Jan. 6th, 2011

I am determined to read my Bible more. This is not a resolution for the coming year, it is a determination to change a bit of my life. And it just so happens to fall near the new year.

Over the last couple years as things have gotten busier and busier for me, my personal devotions and Bible reading time have gotten more and more infrequent until now (dare I confess it), I'm pleased if I've read my Bible once in a week's time. As I have thought about this, and tried to figure out how to make a change, my first impulse was to be annoyed with myself, "I can make time for novels, movies and computer, but not for God??" but as I thought more deeply about it and tried to think how this has all come about, I have come to the conclusion that it wasn't really that way. The result was the same, of course, but the intentions were better. I've decided that my 'problem' was that I wanted to give my full attention to God. And at this point in my life, this isn't as easily as attained as it sounds. Most of my novel reading is done while the baby is going to sleep, cranky and just needing held, or while I'm sitting in with the older children waiting for them to go to sleep. None of those are conducive to 'giving my full attention to God'. And my movie watching and computer time are spent either while resting while watching the kids, or once they're all in bed and my mind is shutting down. And so I feel like that's not a good time for Bible reading either, as I can't 'give my full attention to God'.

Having come to these conclusions though, I know that the answer is not "well, if you can't give your full attention to God, I guess you should just wait a few years until you can." No, I have decided that I need to give what I can, and God will do the rest.
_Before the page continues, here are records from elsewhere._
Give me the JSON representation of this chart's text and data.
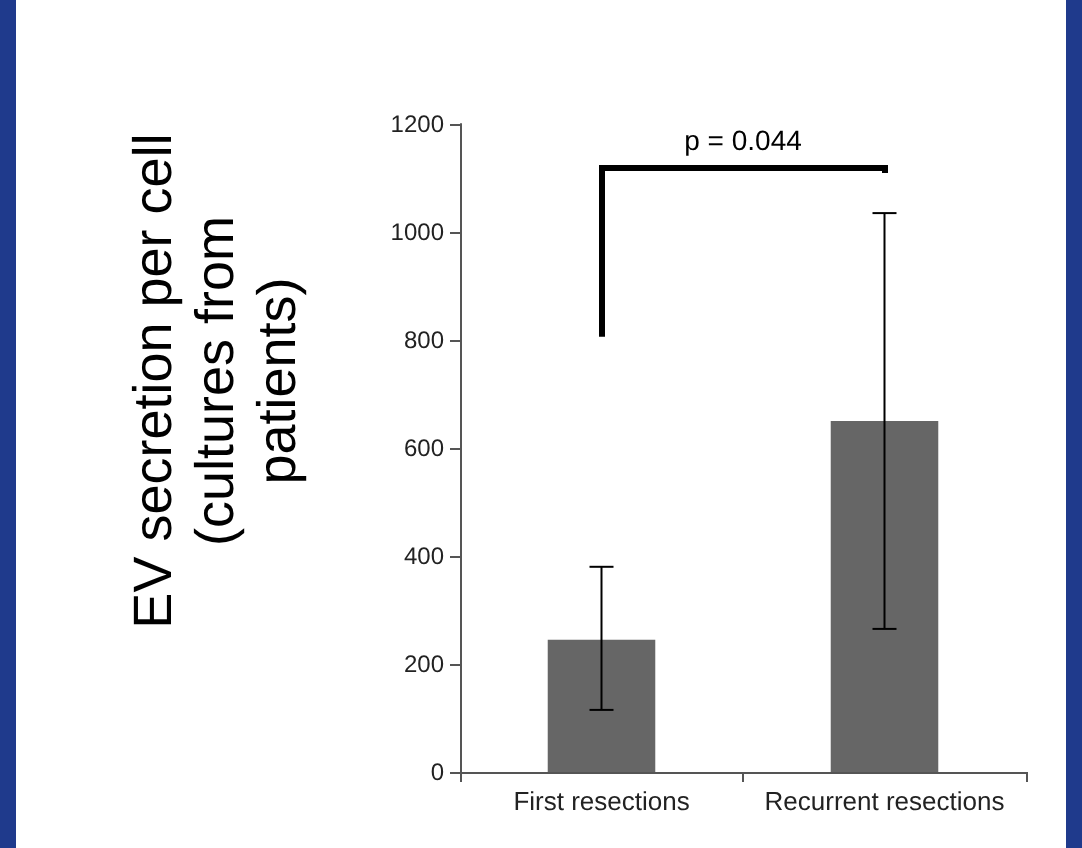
{
  "chart_data": {
    "type": "bar",
    "ylabel": "EV secretion per cell\n(cultures from\npatients)",
    "categories": [
      "First resections",
      "Recurrent resections"
    ],
    "values": [
      245,
      650
    ],
    "color": "#666666",
    "errors": [
      [
        115,
        380
      ],
      [
        265,
        1035
      ]
    ],
    "ylim": [
      0,
      1200
    ],
    "yticks": [
      0,
      200,
      400,
      600,
      800,
      1000,
      1200
    ],
    "grid": false,
    "annotations": [
      "p = 0.044"
    ]
  }
}
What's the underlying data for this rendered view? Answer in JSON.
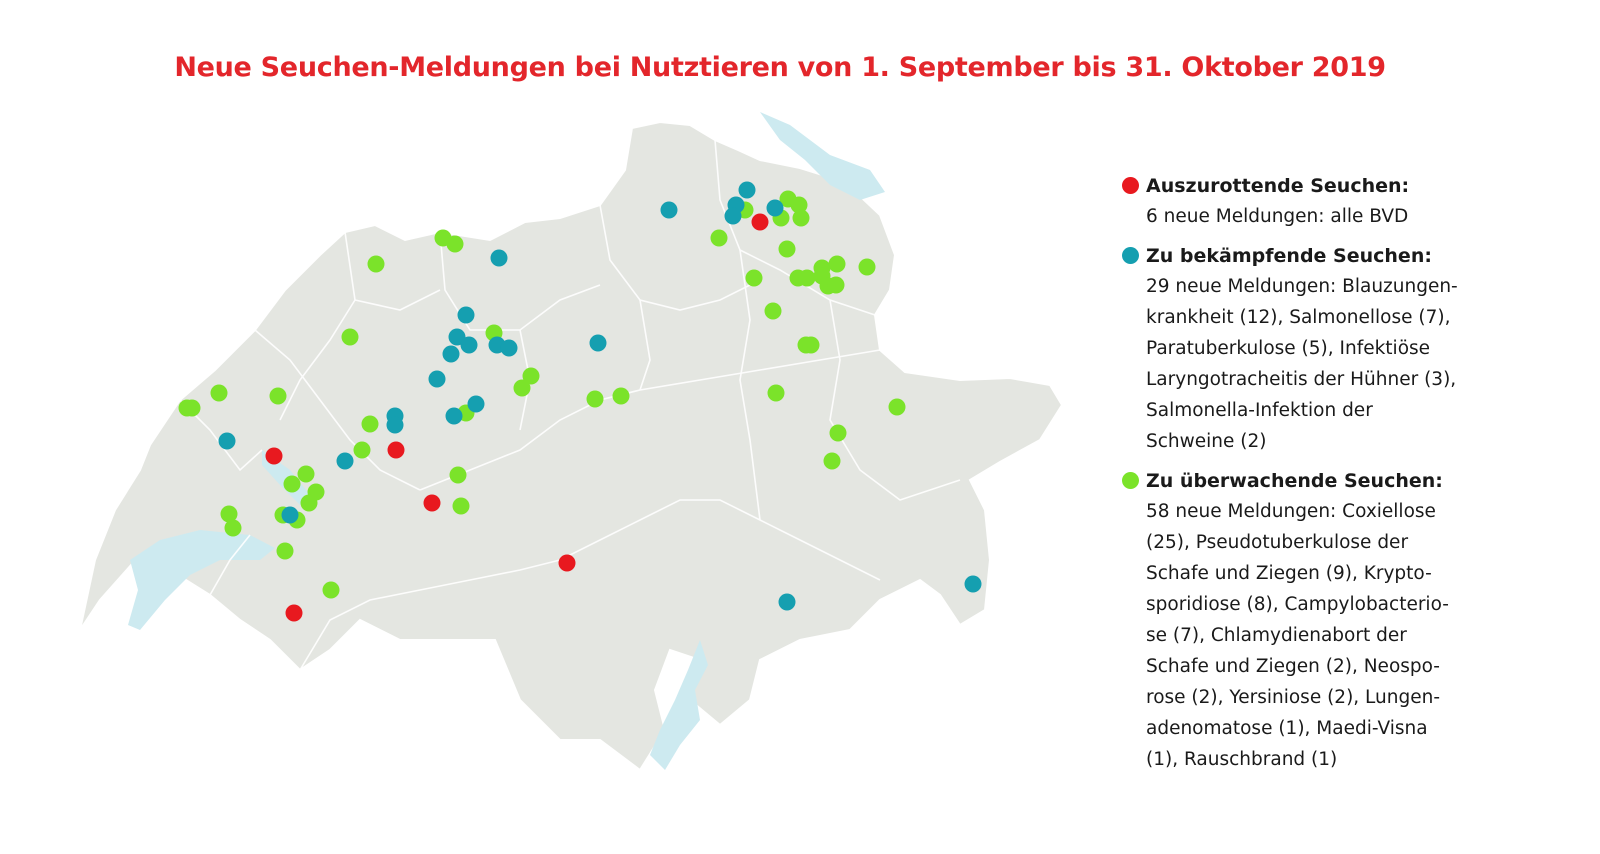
{
  "title": "Neue Seuchen-Meldungen bei Nutztieren von 1. September bis 31. Oktober 2019",
  "colors": {
    "eradicate": "#e8191f",
    "combat": "#159fb0",
    "monitor": "#7be32a",
    "land": "#e4e6e1",
    "water": "#cdeaf0",
    "title": "#e3262b"
  },
  "legend": [
    {
      "key": "eradicate",
      "title": "Auszurottende Seuchen:",
      "lines": [
        "6 neue Meldungen: alle BVD"
      ]
    },
    {
      "key": "combat",
      "title": "Zu bekämpfende Seuchen:",
      "lines": [
        "29 neue Meldungen: Blauzungen-",
        "krankheit (12), Salmonellose (7),",
        "Paratuberkulose (5), Infektiöse",
        "Laryngotracheitis der Hühner (3),",
        "Salmonella-Infektion der",
        "Schweine (2)"
      ]
    },
    {
      "key": "monitor",
      "title": "Zu überwachende Seuchen:",
      "lines": [
        "58 neue Meldungen: Coxiellose",
        "(25), Pseudotuberkulose der",
        "Schafe und Ziegen (9), Krypto-",
        "sporidiose (8), Campylobacterio-",
        "se (7), Chlamydienabort der",
        "Schafe und Ziegen (2), Neospo-",
        "rose (2), Yersiniose (2), Lungen-",
        "adenomatose (1), Maedi-Visna",
        "(1), Rauschbrand (1)"
      ]
    }
  ]
}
He made a little bit of bread and fish feed thousands of people, he can take my little bit of devotions and say, "this is her gift to me, it is good, it is enough." And also, the other way around, he can take these little snatches of God time and make them bear fruit.

I may fall asleep over my Bible this year, and I may have to get up to check on kids and lose my place, and I may end up reading several passages over several times before I remember that I have already read them, but at least I have begun to spend that time with God again, my little snatches of quiet time. And maybe that little bit of quiet (or not so quiet) reading will refresh and relax my spirit just enough to get through that next cranky time or toddler argument or mess or combination of the three.

And ironically, as I scientifically open my Bible at random to determine where I shall start reading, I decide to read the book of Ecclesiastes. Who knows best the futility of things than a mother of small children? ;)

I don't intend to set specific goals either quantity of time or chapters, as I think that would lead to frustration and discouragement when they weren't fulfilled. Rather I will leave it with "I am determined to read my Bible more." And, by the grace of God, I will achieve it.